Monthly Investment Briefing:
Are we heading towards Stagflation?

Inflation (CPI) in the UK rose to 2.5% in June 2021, partly due to price rises in food, second-hand cars, clothing, and eating out. Meanwhile, the US reported CPI at 5.4%, after seeing the largest 1-month increase since June 2008. Whether these rises are transitory or sustained long-term is one of our more frequently debated topics at present. Central banks say that inflation will be short-lived, but just a few months ago they said they were relaxed about higher inflation and so we should not be surprised to see them let it run at 3-4% for several months. However, the recent fall in bond yields (with 10-year Gilts falling from 0.9% to 0.65% over the last two months) reflects that the global economic recovery may slow as we go through the second half of the year. This is the dilemma for policy makers and provides the uncertainty for the path of inflation.

We believe inflation could remain higher for longer, mainly driven by supply shortages which will only be exacerbated by any delay to western economies fully re-opening. There could well come a point when markets become jittery about the pace of economic growth leading to yet higher inflation – i.e. stagflation. We may therefore see equities experience an overdue pause / correction over the next few months. Our bond holdings are doing well in this environment and we would see a further drop in yields, and a correction in equity prices, as another opportunity to rotate into our preferred equity sectors and companies.

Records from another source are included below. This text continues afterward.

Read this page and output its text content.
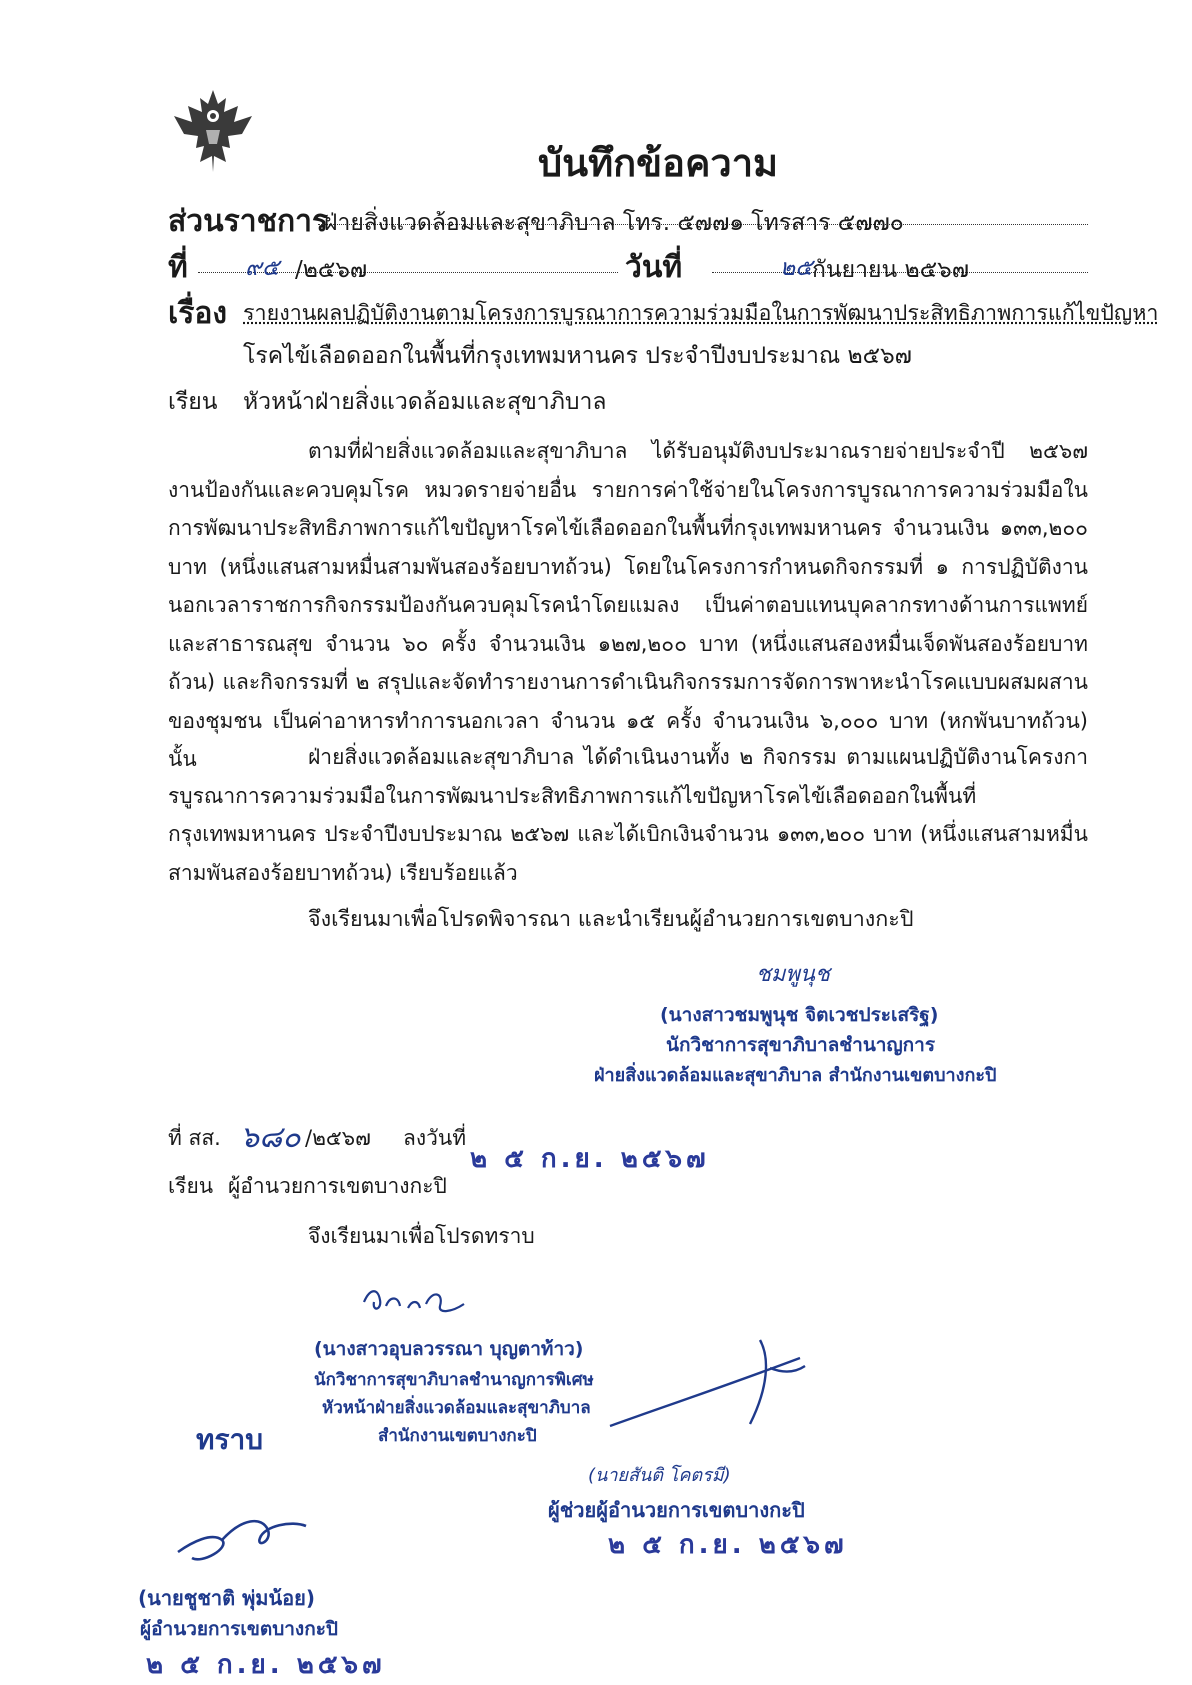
บันทึกข้อความ
ส่วนราชการ
ฝ่ายสิ่งแวดล้อมและสุขาภิบาล โทร. ๕๗๗๑ โทรสาร ๕๗๗๐
ที่ ๙๕ /๒๕๖๗	วันที่	๒๕ กันยายน ๒๕๖๗
เรื่อง รายงานผลปฏิบัติงานตามโครงการบูรณาการความร่วมมือในการพัฒนาประสิทธิภาพการแก้ไขปัญหา
โรคไข้เลือดออกในพื้นที่กรุงเทพมหานคร ประจำปีงบประมาณ ๒๕๖๗
เรียน หัวหน้าฝ่ายสิ่งแวดล้อมและสุขาภิบาล
ตามที่ฝ่ายสิ่งแวดล้อมและสุขาภิบาล ได้รับอนุมัติงบประมาณรายจ่ายประจำปี ๒๕๖๗ งานป้องกันและควบคุมโรค หมวดรายจ่ายอื่น รายการค่าใช้จ่ายในโครงการบูรณาการความร่วมมือในการพัฒนาประสิทธิภาพการแก้ไขปัญหาโรคไข้เลือดออกในพื้นที่กรุงเทพมหานคร จำนวนเงิน ๑๓๓,๒๐๐ บาท (หนึ่งแสนสามหมื่นสามพันสองร้อยบาทถ้วน) โดยในโครงการกำหนดกิจกรรมที่ ๑ การปฏิบัติงานนอกเวลาราชการกิจกรรมป้องกันควบคุมโรคนำโดยแมลง เป็นค่าตอบแทนบุคลากรทางด้านการแพทย์และสาธารณสุข จำนวน ๖๐ ครั้ง จำนวนเงิน ๑๒๗,๒๐๐ บาท (หนึ่งแสนสองหมื่นเจ็ดพันสองร้อยบาทถ้วน) และกิจกรรมที่ ๒ สรุปและจัดทำรายงานการดำเนินกิจกรรมการจัดการพาหะนำโรคแบบผสมผสานของชุมชน เป็นค่าอาหารทำการนอกเวลา จำนวน ๑๕ ครั้ง จำนวนเงิน ๖,๐๐๐ บาท (หกพันบาทถ้วน) นั้น	ฝ่ายสิ่งแวดล้อมและสุขาภิบาล ได้ดำเนินงานทั้ง ๒ กิจกรรม ตามแผนปฏิบัติงานโครงการบูรณาการความร่วมมือในการพัฒนาประสิทธิภาพการแก้ไขปัญหาโรคไข้เลือดออกในพื้นที่กรุงเทพมหานคร ประจำปีงบประมาณ ๒๕๖๗ และได้เบิกเงินจำนวน ๑๓๓,๒๐๐ บาท (หนึ่งแสนสามหมื่นสามพันสองร้อยบาทถ้วน) เรียบร้อยแล้ว
จึงเรียนมาเพื่อโปรดพิจารณา และนำเรียนผู้อำนวยการเขตบางกะปิ
ชมพูนุช
(นางสาวชมพูนุช จิตเวชประเสริฐ)
นักวิชาการสุขาภิบาลชำนาญการ
ฝ่ายสิ่งแวดล้อมและสุขาภิบาล สำนักงานเขตบางกะปิ
ที่ สส. ๖๘๐ /๒๕๖๗ ลงวันที่
๒ ๕ ก.ย. ๒๕๖๗
เรียน ผู้อำนวยการเขตบางกะปิ
จึงเรียนมาเพื่อโปรดทราบ
(นางสาวอุบลวรรณา บุญตาท้าว)
นักวิชาการสุขาภิบาลชำนาญการพิเศษ
หัวหน้าฝ่ายสิ่งแวดล้อมและสุขาภิบาล
สำนักงานเขตบางกะปิ
(นายสันติ โคตรมี)
ผู้ช่วยผู้อำนวยการเขตบางกะปิ
๒ ๕ ก.ย. ๒๕๖๗
ทราบ
(นายชูชาติ พุ่มน้อย)
ผู้อำนวยการเขตบางกะปิ
๒ ๕ ก.ย. ๒๕๖๗
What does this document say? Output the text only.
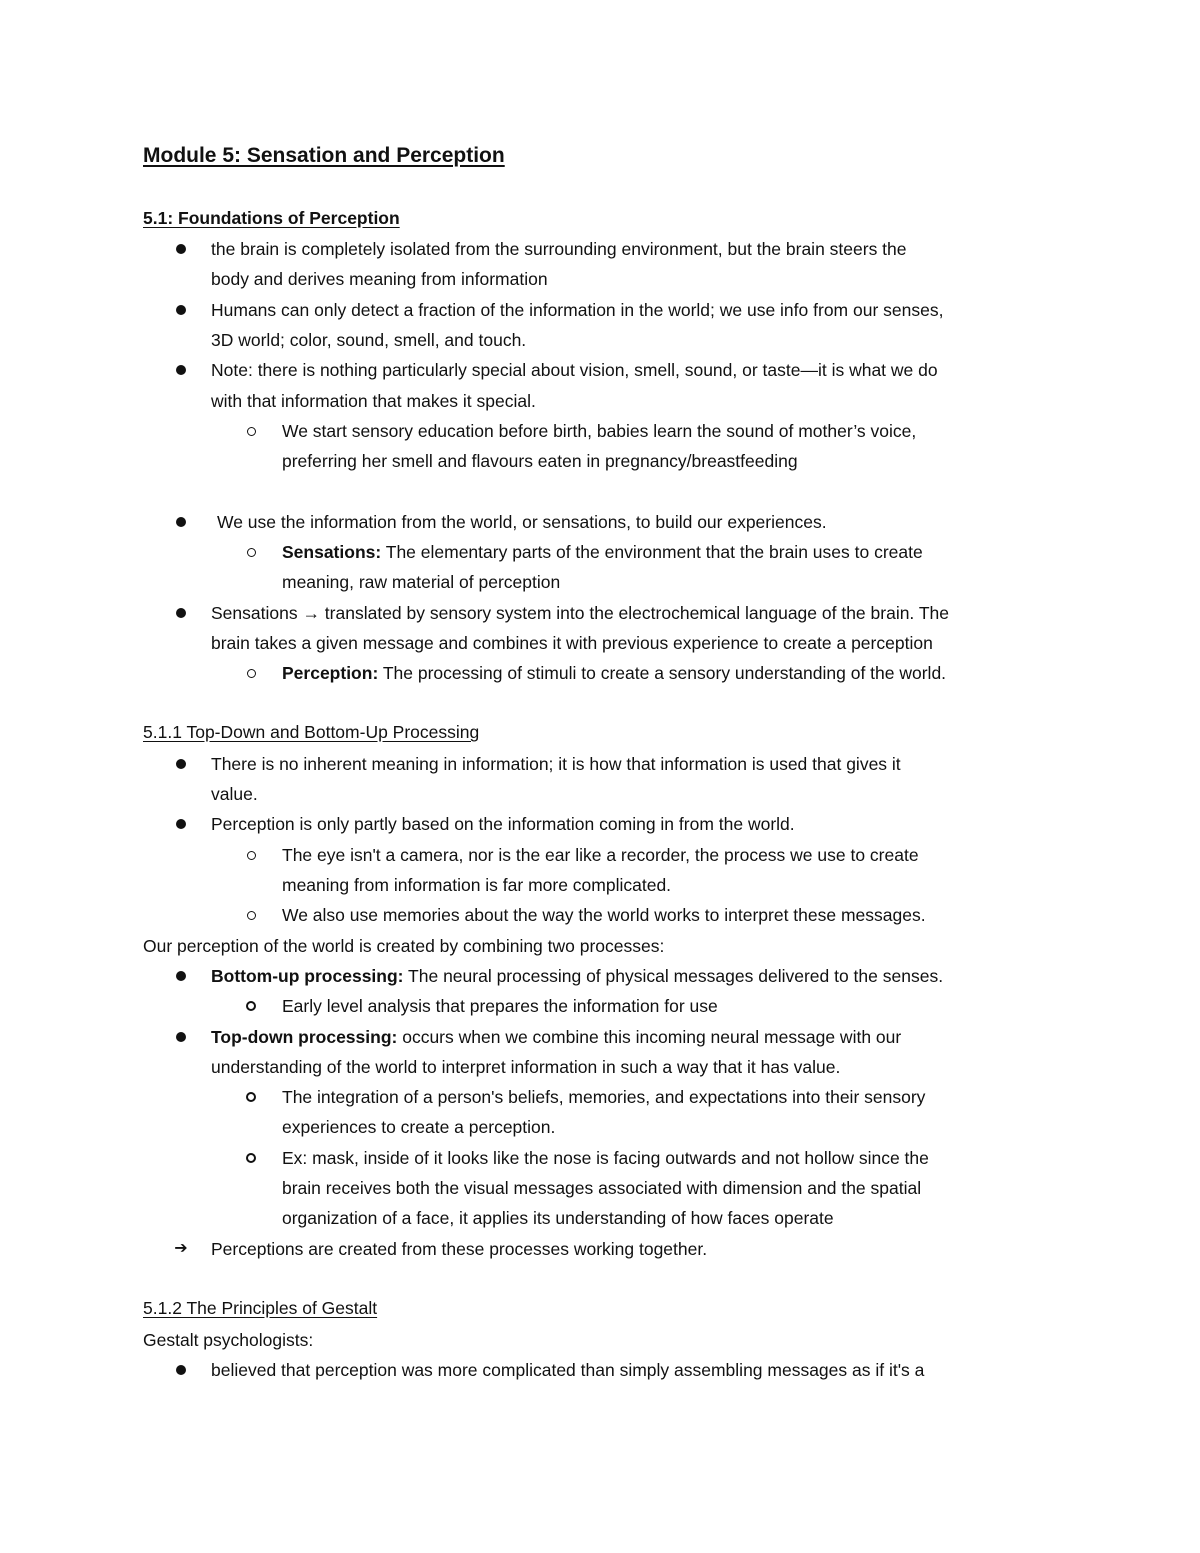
Module 5: Sensation and Perception
5.1: Foundations of Perception
the brain is completely isolated from the surrounding environment, but the brain steers the
body and derives meaning from information
Humans can only detect a fraction of the information in the world; we use info from our senses,
3D world; color, sound, smell, and touch.
Note: there is nothing particularly special about vision, smell, sound, or taste—it is what we do
with that information that makes it special.
We start sensory education before birth, babies learn the sound of mother’s voice,
preferring her smell and flavours eaten in pregnancy/breastfeeding
We use the information from the world, or sensations, to build our experiences.
Sensations: The elementary parts of the environment that the brain uses to create
meaning, raw material of perception
Sensations → translated by sensory system into the electrochemical language of the brain. The
brain takes a given message and combines it with previous experience to create a perception
Perception: The processing of stimuli to create a sensory understanding of the world.
5.1.1 Top-Down and Bottom-Up Processing
There is no inherent meaning in information; it is how that information is used that gives it
value.
Perception is only partly based on the information coming in from the world.
The eye isn't a camera, nor is the ear like a recorder, the process we use to create
meaning from information is far more complicated.
We also use memories about the way the world works to interpret these messages.
Our perception of the world is created by combining two processes:
Bottom-up processing: The neural processing of physical messages delivered to the senses.
Early level analysis that prepares the information for use
Top-down processing: occurs when we combine this incoming neural message with our
understanding of the world to interpret information in such a way that it has value.
The integration of a person's beliefs, memories, and expectations into their sensory
experiences to create a perception.
Ex: mask, inside of it looks like the nose is facing outwards and not hollow since the
brain receives both the visual messages associated with dimension and the spatial
organization of a face, it applies its understanding of how faces operate
➔ Perceptions are created from these processes working together.
5.1.2 The Principles of Gestalt
Gestalt psychologists:
believed that perception was more complicated than simply assembling messages as if it's a
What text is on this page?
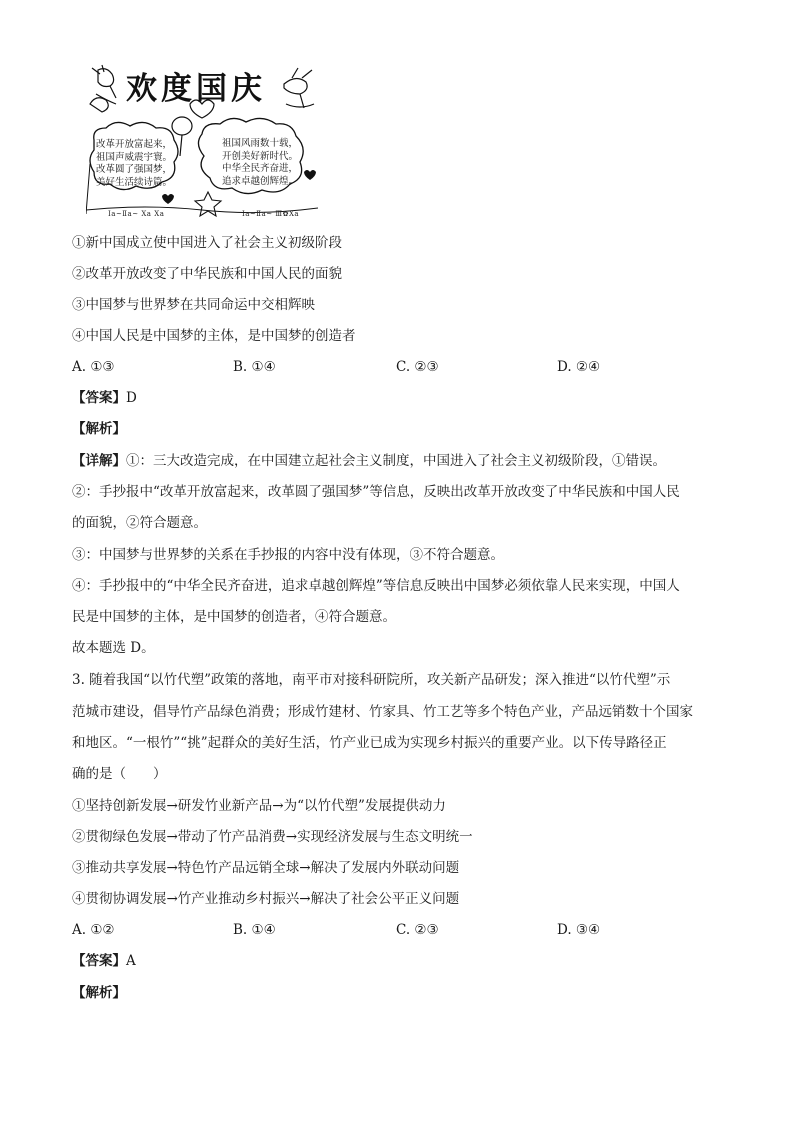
欢度国庆
改革开放富起来，
祖国声威震宇寰。
改革圆了强国梦，
美好生活续诗篇。
祖国风雨数十载，
开创美好新时代。
中华全民齐奋进，
追求卓越创辉煌。
Ⅰa~Ⅱa~ Ⅹa Ⅹa	Ⅰa~Ⅱa~ Ⅲ✿Ⅹa
①新中国成立使中国进入了社会主义初级阶段
②改革开放改变了中华民族和中国人民的面貌
③中国梦与世界梦在共同命运中交相辉映
④中国人民是中国梦的主体，是中国梦的创造者
A. ①③	B. ①④	C. ②③	D. ②④
【答案】D
【解析】
【详解】①：三大改造完成，在中国建立起社会主义制度，中国进入了社会主义初级阶段，①错误。
②：手抄报中“改革开放富起来，改革圆了强国梦”等信息，反映出改革开放改变了中华民族和中国人民
的面貌，②符合题意。
③：中国梦与世界梦的关系在手抄报的内容中没有体现，③不符合题意。
④：手抄报中的“中华全民齐奋进，追求卓越创辉煌”等信息反映出中国梦必须依靠人民来实现，中国人
民是中国梦的主体，是中国梦的创造者，④符合题意。
故本题选 D。
3. 随着我国“以竹代塑”政策的落地，南平市对接科研院所，攻关新产品研发；深入推进“以竹代塑”示
范城市建设，倡导竹产品绿色消费；形成竹建材、竹家具、竹工艺等多个特色产业，产品远销数十个国家
和地区。“一根竹”“挑”起群众的美好生活，竹产业已成为实现乡村振兴的重要产业。以下传导路径正
确的是（　　）
①坚持创新发展→研发竹业新产品→为“以竹代塑”发展提供动力
②贯彻绿色发展→带动了竹产品消费→实现经济发展与生态文明统一
③推动共享发展→特色竹产品远销全球→解决了发展内外联动问题
④贯彻协调发展→竹产业推动乡村振兴→解决了社会公平正义问题
A. ①②	B. ①④	C. ②③	D. ③④
【答案】A
【解析】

Emerging markets, and the Far East in particular, remain one of our preferred regions for generating long term returns for portfolios. Performance has been lacklustre recently, particularly among Chinese technology companies, and this warrants a few brief comments this month.

First, the US-China political relationship remains uneasy, but the Biden administration’s tone is less politically charged than the previous administration and the impact on the Chinese economy should be small. The tough tariffs on Chinese imports remain in place, despite clear evidence that they have been costly for American consumers and have not put pressure on the Chinese government, and so we await developments. 

Second, there have been significant regulatory changes in China which has worried investors. The political tensions with the US may be leading the Chinese government to take steps to reduce the connectivity between the two economies, for example we may see Chinese companies listed in the US being encouraged to switch to exchanges in the Far East. There is also growing regulation around data security and privacy, along with greater protection for consumer and small businesses. Finally, there is growing regulation around private companies but these businesses are the engine of China’s growth and job creation, and so the impact should be manageable. All of these regulatory changes can create short-term volatility in markets but are likely to be positive for the long-term health of China’s economy.

Third, while the Chinese consumer has yet to recover fully from the effects of a virus pandemic, its manufacturing has fully recovered. The virus remains largely under control but it is the periodic virus outbreaks, and subsequent sharp localised lockdowns, which have left consumers wary of venturing out to spend; this should gradually improve as the number of vaccinated rises.

Despite these various concerns, we remain optimistic on the region for longer term investors.

 Important Information

This update is for information only and does not constitute advice or a recommendation and you should not make any investment decisions on the basis of it. The views and opinions within this document are those of Casterbridge Wealth at time of writing and may change without notice. They should not be viewed as indicating any guarantee of return from an investment managed by Casterbridge Wealth nor as advice of any nature. Past performance is not a guide to the future. The value of an investment and any income from it may go down as well as up and the investor may not get back the original amount invested.